To this end, various governments and central banks are thinking about initiating their own editions of Fedcoin. For instance, the central bank of Sweden, Riksbank, is considering the possibility of launching a purely digital form of government-supported currency, possibly through the Distributed Ledger Technology (DLT). The proposed e-krona project would be a state-guaranteed cash complement working as a means of payment, a unit of account, and a store of value. With the idea of digital currency in the offing, it is evident that Sweden might phase out physical cash in five years.

Other Central Banks

In addition to Riksbank, other central banks are also mulling the possibility of going cashless. The technology could soon take root in Singapore, Canada, Papua New Guinea, and others. Recently, the Bank of Canada issued a research paper in which it is considering the option of adopting Bitcoin standard like the gold standard. On the same note, the Bank of Finland published a discussion paper in which it described Bitcoin as “a revolutionary, marvelous economic system.” This could be an indication that the bank is seriously thinking about the possibility of launching its own digital currency in the future. Even the central bank of China is carefully testing a cryptocurrency.

Tasca adds, “Other central banks (Bank of England, Bank of Canada and European Central Bank, among others) are studying the idea of a Central Bank Digital Currency (CBDC) as a non-ordinary monetary tool that could improve the central banks’ ability to stabilize inflation and the business cycle, and now as a new payment channel that could permit tracing the network of payments and record the payment history of each individual.”

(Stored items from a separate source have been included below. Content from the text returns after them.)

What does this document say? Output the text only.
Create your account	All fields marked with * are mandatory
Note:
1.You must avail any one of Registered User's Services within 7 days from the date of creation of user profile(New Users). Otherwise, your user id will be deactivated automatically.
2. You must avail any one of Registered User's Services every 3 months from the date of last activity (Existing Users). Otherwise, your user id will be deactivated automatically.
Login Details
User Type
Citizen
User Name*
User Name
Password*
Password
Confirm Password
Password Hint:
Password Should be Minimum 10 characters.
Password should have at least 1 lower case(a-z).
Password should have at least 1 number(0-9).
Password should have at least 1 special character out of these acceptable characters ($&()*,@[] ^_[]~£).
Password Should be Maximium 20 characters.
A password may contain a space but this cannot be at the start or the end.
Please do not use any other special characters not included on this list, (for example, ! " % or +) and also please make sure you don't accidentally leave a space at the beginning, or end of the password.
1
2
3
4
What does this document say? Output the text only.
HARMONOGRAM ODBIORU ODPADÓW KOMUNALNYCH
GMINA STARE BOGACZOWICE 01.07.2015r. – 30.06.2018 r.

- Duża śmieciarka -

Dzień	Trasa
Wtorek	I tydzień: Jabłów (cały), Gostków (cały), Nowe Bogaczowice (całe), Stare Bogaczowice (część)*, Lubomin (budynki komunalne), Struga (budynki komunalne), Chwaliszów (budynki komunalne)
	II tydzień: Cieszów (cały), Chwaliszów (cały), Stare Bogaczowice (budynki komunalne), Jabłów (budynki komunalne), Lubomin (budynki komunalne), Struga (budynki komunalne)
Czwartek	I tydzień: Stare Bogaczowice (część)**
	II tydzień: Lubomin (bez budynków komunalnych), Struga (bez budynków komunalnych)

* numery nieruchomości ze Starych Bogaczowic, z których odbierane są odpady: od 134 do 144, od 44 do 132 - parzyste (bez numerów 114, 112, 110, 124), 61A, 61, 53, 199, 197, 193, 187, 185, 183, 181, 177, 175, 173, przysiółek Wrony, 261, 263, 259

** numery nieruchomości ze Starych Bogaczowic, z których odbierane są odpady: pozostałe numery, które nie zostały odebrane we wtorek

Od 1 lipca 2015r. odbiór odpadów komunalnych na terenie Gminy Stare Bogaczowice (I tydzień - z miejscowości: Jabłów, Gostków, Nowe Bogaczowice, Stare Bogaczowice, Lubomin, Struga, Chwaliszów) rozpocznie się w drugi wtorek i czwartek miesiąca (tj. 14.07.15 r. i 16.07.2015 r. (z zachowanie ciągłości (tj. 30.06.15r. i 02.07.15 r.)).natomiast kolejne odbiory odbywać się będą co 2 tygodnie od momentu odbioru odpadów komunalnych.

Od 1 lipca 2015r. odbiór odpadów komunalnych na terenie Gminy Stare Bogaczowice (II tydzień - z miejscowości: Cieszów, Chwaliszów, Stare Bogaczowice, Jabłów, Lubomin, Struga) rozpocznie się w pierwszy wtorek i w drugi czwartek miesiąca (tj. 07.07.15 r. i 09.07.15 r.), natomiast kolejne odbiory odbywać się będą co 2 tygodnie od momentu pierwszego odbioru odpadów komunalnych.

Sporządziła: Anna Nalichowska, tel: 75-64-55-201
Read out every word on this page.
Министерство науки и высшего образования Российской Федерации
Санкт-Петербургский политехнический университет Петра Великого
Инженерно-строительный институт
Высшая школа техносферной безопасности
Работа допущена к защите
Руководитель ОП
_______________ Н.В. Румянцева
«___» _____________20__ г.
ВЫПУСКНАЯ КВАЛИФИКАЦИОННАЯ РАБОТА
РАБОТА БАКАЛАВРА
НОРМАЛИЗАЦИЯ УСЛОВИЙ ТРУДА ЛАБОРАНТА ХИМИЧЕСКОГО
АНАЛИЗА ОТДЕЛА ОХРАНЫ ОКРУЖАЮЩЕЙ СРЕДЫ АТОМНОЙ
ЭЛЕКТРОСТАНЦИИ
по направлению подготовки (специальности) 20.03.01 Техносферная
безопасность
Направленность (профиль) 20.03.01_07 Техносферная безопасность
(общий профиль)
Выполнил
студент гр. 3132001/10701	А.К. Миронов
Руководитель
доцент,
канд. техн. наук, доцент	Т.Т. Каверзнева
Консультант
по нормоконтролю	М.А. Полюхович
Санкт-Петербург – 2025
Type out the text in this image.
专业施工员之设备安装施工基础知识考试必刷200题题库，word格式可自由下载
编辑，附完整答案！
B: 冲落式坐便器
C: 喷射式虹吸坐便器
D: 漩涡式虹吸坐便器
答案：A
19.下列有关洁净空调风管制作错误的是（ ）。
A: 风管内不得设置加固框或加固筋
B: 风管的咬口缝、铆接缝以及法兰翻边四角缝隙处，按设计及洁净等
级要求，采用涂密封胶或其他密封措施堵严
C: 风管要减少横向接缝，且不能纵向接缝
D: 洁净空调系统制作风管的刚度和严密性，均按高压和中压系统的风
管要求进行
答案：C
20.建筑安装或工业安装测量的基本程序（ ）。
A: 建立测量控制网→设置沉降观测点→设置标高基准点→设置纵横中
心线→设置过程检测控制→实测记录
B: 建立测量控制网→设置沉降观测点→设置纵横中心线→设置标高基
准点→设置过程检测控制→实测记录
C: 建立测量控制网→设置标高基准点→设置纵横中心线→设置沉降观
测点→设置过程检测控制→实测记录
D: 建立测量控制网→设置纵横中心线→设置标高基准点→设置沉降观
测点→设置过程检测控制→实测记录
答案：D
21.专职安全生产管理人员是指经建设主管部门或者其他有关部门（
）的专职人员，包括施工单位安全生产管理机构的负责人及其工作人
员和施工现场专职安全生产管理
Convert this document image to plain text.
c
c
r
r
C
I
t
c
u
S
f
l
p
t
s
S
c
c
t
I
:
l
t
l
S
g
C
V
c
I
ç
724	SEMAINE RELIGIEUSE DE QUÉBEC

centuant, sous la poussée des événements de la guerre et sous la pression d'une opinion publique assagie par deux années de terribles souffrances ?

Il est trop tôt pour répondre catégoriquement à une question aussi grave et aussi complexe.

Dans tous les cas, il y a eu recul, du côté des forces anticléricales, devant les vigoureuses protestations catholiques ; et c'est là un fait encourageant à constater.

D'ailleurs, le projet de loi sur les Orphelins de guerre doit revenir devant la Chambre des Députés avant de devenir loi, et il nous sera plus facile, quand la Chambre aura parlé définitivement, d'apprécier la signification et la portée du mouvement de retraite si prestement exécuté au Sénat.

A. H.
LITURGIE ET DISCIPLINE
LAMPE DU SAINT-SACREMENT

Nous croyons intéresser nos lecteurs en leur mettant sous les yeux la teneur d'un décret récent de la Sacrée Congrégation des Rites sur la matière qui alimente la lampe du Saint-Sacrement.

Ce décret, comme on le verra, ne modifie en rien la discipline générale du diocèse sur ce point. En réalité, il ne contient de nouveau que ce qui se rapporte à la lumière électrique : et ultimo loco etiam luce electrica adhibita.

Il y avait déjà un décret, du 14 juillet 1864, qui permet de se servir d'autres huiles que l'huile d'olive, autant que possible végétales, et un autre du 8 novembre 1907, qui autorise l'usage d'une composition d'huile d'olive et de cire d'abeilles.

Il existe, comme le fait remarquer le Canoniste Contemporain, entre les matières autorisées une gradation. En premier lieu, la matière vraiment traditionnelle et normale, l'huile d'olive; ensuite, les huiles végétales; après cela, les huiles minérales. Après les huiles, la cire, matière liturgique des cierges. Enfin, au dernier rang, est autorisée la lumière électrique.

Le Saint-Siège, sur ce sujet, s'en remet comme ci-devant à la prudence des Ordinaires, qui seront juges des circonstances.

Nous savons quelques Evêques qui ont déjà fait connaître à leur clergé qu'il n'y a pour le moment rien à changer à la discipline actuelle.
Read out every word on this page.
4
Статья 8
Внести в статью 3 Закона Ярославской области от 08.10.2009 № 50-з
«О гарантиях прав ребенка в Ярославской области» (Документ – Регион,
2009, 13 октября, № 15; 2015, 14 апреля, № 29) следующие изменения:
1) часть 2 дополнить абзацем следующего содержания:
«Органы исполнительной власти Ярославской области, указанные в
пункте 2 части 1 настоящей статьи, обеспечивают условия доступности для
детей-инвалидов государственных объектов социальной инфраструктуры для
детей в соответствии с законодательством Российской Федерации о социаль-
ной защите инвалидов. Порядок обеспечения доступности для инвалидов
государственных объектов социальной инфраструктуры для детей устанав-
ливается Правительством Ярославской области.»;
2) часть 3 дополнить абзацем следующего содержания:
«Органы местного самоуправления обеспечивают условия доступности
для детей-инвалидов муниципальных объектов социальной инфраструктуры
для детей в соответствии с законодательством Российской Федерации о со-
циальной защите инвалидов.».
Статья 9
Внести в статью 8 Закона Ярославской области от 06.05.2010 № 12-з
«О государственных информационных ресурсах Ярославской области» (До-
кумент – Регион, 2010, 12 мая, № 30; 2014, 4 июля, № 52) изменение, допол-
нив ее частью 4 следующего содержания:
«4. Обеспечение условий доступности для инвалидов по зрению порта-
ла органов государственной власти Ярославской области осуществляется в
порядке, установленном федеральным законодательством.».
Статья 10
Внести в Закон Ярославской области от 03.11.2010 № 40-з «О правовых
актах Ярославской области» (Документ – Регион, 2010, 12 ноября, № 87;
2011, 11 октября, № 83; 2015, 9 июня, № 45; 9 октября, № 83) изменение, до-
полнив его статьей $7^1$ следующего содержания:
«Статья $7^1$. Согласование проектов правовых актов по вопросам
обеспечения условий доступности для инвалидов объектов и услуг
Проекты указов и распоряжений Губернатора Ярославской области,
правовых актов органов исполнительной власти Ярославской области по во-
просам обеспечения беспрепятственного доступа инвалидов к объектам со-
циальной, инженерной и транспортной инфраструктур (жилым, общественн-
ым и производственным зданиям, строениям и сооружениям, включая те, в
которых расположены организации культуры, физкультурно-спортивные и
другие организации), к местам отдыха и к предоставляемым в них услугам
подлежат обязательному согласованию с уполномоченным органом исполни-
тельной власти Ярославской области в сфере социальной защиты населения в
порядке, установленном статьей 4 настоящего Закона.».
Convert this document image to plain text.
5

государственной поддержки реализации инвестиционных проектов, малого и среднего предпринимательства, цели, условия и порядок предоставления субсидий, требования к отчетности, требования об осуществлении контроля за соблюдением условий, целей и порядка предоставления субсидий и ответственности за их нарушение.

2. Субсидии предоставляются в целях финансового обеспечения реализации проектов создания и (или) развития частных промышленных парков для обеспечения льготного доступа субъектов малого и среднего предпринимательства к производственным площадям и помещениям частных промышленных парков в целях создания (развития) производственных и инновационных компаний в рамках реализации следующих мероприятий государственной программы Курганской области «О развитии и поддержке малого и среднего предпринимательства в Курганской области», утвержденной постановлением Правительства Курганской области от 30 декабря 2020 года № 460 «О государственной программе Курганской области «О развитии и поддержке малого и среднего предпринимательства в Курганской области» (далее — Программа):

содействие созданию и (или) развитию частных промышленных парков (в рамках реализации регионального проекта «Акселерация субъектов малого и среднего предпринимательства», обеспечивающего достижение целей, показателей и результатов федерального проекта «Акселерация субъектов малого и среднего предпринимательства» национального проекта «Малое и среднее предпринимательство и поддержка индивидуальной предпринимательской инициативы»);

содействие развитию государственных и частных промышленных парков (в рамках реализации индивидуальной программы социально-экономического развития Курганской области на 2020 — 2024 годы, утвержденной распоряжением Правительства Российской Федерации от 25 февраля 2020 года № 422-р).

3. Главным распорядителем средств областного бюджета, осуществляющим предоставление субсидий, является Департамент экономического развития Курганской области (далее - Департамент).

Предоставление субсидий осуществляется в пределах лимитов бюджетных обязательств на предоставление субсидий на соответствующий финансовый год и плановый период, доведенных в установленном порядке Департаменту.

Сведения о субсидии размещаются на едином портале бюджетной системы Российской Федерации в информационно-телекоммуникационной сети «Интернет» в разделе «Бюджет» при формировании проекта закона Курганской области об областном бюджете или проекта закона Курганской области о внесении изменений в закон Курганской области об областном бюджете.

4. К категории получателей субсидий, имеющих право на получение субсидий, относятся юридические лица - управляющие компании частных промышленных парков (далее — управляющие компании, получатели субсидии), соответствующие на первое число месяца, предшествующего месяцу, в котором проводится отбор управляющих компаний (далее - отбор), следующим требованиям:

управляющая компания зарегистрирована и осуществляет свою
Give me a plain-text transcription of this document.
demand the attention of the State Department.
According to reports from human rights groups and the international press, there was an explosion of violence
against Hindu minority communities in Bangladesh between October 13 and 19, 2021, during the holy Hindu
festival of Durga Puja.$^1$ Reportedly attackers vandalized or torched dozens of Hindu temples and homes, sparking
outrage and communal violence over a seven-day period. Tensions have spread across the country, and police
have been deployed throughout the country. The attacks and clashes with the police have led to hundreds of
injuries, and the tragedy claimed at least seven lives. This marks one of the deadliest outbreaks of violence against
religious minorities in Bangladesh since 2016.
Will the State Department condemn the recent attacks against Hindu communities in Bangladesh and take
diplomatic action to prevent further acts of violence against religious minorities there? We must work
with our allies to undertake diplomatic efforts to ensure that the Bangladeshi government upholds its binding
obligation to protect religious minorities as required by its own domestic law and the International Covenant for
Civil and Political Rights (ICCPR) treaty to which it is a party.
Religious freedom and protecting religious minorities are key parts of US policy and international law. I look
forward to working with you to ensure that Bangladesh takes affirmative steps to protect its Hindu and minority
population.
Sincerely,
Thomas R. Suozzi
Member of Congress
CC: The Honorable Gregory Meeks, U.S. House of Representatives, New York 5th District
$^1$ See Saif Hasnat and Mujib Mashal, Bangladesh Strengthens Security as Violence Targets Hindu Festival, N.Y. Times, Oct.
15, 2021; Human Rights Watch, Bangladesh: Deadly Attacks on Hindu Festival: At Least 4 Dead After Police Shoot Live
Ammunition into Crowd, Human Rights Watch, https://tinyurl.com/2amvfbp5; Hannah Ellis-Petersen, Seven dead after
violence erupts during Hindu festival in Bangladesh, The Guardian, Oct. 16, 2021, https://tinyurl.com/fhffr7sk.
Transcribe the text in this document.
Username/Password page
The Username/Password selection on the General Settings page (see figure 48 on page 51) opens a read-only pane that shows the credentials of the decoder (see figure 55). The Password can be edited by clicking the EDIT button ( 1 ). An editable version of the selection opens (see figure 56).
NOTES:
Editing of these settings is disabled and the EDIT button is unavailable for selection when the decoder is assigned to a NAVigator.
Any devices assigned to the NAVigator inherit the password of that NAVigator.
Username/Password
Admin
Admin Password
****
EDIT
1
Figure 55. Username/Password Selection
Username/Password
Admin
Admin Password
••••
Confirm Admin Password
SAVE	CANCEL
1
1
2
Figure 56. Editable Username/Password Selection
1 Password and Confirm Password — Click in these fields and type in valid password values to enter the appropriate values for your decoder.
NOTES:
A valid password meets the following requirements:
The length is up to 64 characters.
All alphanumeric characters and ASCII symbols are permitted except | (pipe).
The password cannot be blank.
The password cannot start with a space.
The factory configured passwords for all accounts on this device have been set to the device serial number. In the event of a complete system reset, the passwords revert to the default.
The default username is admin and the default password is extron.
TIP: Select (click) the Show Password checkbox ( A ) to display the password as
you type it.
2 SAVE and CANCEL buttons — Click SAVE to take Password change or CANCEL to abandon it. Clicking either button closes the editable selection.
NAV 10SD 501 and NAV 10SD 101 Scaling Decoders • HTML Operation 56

Additionally, both Harvey and Rogoff concur that governments seem to like the idea of a national cryptocurrency because it could enhance the power of monetary policy. This could eventually lead to better management of the economy for example through enforcement of negative interest rates. As Harvey notes, if the Federal Reserve could adopt its own digital asset in future, it could be a major competitor (with far less volatility) to Bitcoin and other cryptocurrencies. “In fact, it’s not clear whether Fedcoin would want that competition, and the Fed is in a position to impose a regulatory environment that tilts the playing field,” Harvey warns.